# Performance Metrics Hands-On Exercise

This hands-on exercise encourages the utilization of different evaluation metrics using this dataset: https://www.kaggle.com/datasets/uciml/student-alcohol-consumption

Instructions:
 1. Fork the given repository
 2. Rename 'Exercise.ipynb' to '( lastname ).ipynb'
 3. Load the given dataset
 4. For No. 2-4, preprocess the dataset then construct, train, and evaluate a **classification** model (You may experiment in this step)
 5. For No. 5-7, preprocess the dataset then construct, train, and evaluate a **regression** model (You may experiment in this step)

In [12]:
import pandas as pd
import numpy as np
import tensorflow as tf

import matplotlib.pyplot as plt
from sklearn.model_selection import train_test_split
from sklearn.preprocessing import StandardScaler, LabelEncoder
from sklearn.metrics import classification_report, mean_squared_error, accuracy_score
from sklearn.ensemble import RandomForestClassifier, RandomForestRegressor
from sklearn.linear_model import LinearRegression


### 1. Load the Data

In [4]:
df = pd.read_csv('student-mat.csv')
df.head()

Unnamed: 0,school,sex,age,address,famsize,Pstatus,Medu,Fedu,Mjob,Fjob,...,famrel,freetime,goout,Dalc,Walc,health,absences,G1,G2,G3
0,GP,F,18,U,GT3,A,4,4,at_home,teacher,...,4,3,4,1,1,3,6,5,6,6
1,GP,F,17,U,GT3,T,1,1,at_home,other,...,5,3,3,1,1,3,4,5,5,6
2,GP,F,15,U,LE3,T,1,1,at_home,other,...,4,3,2,2,3,3,10,7,8,10
3,GP,F,15,U,GT3,T,4,2,health,services,...,3,2,2,1,1,5,2,15,14,15
4,GP,F,16,U,GT3,T,3,3,other,other,...,4,3,2,1,2,5,4,6,10,10


### 2. Preprocess the Data (Classification)

In [5]:
# Encode categorical variables
label_encoder = LabelEncoder()
categorical_data = ['address', 'sex', 'famsize', 'Pstatus', 'Mjob', 'Fjob', 
                    'reason', 'guardian', 'schoolsup', 'famsup', 'paid', 'activities', 
                    'nursery', 'higher', 'internet', 'romantic']
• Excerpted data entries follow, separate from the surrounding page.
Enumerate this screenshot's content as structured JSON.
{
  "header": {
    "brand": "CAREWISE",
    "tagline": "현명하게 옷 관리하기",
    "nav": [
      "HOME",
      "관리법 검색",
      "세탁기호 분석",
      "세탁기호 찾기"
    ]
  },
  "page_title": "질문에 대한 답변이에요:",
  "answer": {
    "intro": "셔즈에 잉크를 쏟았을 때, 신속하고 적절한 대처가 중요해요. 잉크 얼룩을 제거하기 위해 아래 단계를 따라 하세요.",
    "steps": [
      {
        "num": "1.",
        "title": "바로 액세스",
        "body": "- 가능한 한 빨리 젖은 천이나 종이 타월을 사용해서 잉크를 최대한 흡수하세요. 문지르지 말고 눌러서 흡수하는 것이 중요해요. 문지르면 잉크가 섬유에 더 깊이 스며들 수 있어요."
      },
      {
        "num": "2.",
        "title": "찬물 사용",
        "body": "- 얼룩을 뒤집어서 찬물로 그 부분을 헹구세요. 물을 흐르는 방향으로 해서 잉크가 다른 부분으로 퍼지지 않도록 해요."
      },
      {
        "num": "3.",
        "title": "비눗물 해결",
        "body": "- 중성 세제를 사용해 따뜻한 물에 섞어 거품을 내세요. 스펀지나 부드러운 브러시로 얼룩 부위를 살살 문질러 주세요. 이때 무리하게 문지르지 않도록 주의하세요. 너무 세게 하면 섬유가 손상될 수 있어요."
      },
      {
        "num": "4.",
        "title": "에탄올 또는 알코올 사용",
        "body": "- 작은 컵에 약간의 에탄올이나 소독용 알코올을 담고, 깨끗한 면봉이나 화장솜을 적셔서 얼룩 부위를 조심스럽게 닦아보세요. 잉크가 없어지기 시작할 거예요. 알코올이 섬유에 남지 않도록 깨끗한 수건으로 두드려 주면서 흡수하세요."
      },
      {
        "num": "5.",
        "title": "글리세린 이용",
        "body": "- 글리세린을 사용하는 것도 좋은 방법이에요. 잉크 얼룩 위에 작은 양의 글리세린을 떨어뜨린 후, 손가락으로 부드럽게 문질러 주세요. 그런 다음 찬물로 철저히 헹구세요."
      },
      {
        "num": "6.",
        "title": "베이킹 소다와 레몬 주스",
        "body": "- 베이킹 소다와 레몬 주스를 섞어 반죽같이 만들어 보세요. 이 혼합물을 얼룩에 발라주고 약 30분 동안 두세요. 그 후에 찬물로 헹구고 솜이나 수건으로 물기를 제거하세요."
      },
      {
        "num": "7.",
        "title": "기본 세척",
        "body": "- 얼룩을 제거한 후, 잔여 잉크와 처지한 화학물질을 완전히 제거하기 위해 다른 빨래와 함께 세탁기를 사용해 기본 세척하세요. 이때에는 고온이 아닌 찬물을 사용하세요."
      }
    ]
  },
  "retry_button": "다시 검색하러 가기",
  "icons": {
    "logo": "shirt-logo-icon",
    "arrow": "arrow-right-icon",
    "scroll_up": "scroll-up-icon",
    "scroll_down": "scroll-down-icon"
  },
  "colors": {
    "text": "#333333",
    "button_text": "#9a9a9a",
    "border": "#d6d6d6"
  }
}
for col in categorical_data:
    df[col] = label_encoder.fit_transform(df[col])

### 3. Construct and Train the Model (Classification)

In [6]:
X1 = df.drop(['school'], axis=1)
y1 = df['school']
label_mapping = {label: idx for idx, label in enumerate(y1.unique())}
y1 = y1.map(label_mapping)

# Split the data into training and testing sets
X_train1, X_test1, y_train1, y_test1 = train_test_split(X1, y1, test_size=0.2, random_state=42)

In [7]:
clf = RandomForestClassifier(n_estimators=100, random_state=42)

clf.fit(X_train1, y_train1)

y_pred = clf.predict(X_test1)

### 4. Evaluate the Model (Classification)

In [16]:
accuracy = accuracy_score(y_test1, y_pred)
print(f"Accuracy: {accuracy}")

Accuracy: 0.8481012658227848


### 5. Preprocess the Data (Regression)

In [17]:
df['school'] = label_encoder.fit_transform(df['school'])
X2 = df.drop(['G3'], axis=1)
y2 = df['G3']

X_train2, X_test2, y_train2, y_test2 = train_test_split(X2, y2, test_size=0.2, random_state=1)

scaler = StandardScaler()
X_train_reg = scaler.fit_transform(X_train2)
X_test_reg = scaler.transform(X_test2)

### 6. Construct and Train the Model (Regression)

In [18]:
reg_model = LinearRegression()

reg_model.fit(X_train_reg, y_train2)

y_pred_reg = reg_model.predict(X_test_reg)

### 7. Evaluate the Model (Regression)

In [22]:
mse = mean_squared_error(y_test2, y_pred_reg)
print(f"Mean Squared Error: {mse}")

Mean Squared Error: 3.600790709306769